Young working woman’s view: There is plenty here. From the everywhere air bags to the standard four wheel antilock disc brakes, to the air conditioning, heated front seats with a height adjusting lever, power windows, locks and mirrors, a good stereo with a six-disc in-dash CD/MP3 player, traction control, and plenty of small storage areas make it user friendly. I especially liked the way the controls were easy to reach, but the cupholders were too small and too shallow. Of all the features I was most enamored with the way you opened the rear hatch. You push the large Volkswagen hinged emblem and it unlocks the cargo bay. Easy to use and shuts soundly.
The 14.5-gallon tank is good enough to make 300-mile trips without refueling an easy task and it was also reassuring to have the Volkswagen warranty that extends to four years or 50,000 miles limited and an extra year and additional 10,000 miles of coverage for the powertrain.
The Rabbit just didn’t fill my needs. If I buy a compact car I want better fuel mileage than the Rabbit and I want a sporty car I want more performance. Both are available elsewhere for less. On the other hand, this is a very solid feeling drive with a perky feel and an eager to please and playful nature.

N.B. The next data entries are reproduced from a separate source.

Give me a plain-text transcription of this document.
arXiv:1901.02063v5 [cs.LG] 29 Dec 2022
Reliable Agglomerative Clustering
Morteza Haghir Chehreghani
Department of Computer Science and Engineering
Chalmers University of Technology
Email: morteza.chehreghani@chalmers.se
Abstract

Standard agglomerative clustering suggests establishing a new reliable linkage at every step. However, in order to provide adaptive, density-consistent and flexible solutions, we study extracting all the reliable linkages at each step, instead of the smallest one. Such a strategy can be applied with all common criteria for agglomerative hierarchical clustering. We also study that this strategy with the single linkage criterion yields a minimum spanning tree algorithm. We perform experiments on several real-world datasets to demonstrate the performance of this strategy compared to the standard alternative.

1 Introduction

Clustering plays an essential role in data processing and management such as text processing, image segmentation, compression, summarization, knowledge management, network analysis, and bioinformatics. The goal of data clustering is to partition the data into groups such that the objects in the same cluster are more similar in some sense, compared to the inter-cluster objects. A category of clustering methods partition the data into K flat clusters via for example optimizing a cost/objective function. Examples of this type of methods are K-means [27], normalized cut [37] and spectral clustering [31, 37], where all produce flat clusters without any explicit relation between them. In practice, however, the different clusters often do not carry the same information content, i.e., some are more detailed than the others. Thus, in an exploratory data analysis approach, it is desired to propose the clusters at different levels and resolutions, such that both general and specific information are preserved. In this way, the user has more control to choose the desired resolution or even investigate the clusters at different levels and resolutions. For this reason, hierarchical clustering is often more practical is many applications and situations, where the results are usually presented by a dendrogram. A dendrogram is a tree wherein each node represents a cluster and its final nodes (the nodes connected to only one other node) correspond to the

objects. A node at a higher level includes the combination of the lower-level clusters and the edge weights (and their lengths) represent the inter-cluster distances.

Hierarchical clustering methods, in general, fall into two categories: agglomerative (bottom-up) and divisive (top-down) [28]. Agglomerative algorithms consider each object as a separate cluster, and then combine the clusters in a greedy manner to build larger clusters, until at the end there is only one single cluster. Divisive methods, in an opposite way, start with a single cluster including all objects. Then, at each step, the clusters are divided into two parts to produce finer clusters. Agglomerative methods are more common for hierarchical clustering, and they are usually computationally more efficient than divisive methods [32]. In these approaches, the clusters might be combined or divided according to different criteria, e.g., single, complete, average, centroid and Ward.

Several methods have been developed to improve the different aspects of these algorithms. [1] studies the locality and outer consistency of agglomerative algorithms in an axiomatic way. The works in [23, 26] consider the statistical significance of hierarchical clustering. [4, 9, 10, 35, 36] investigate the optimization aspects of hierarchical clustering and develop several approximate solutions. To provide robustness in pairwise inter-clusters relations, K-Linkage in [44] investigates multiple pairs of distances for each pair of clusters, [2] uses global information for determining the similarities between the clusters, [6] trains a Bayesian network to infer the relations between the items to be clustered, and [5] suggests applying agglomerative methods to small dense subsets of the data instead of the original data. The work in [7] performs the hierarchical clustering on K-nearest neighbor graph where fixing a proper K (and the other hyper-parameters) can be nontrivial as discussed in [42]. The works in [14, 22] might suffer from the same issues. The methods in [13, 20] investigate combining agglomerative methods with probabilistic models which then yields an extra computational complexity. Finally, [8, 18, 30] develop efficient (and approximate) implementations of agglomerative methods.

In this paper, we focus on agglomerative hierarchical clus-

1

Family conference: We liked the Passat wagon a great deal and felt it was well priced, but the Rabbit appears to be too expensive for what it offers. It is good handling, but that costs in ride quality, and the gas mileage is not good enough considering the performance of the engine. We believe it certainly has appeal to younger buyers and is fun to drive. However, with its same old looks are they going to want to pay for the privilege of driving a vehicle doesn’t differ much from its predecessor. The bottom line for us is that the Rabbit is much improved and more capable now. It will certainly appeal to those who like the Volkswagen image and spunky performance. Whatever you do consider waiting for the more powerful engine if you like driving. The competition is mainly the Mazda 3.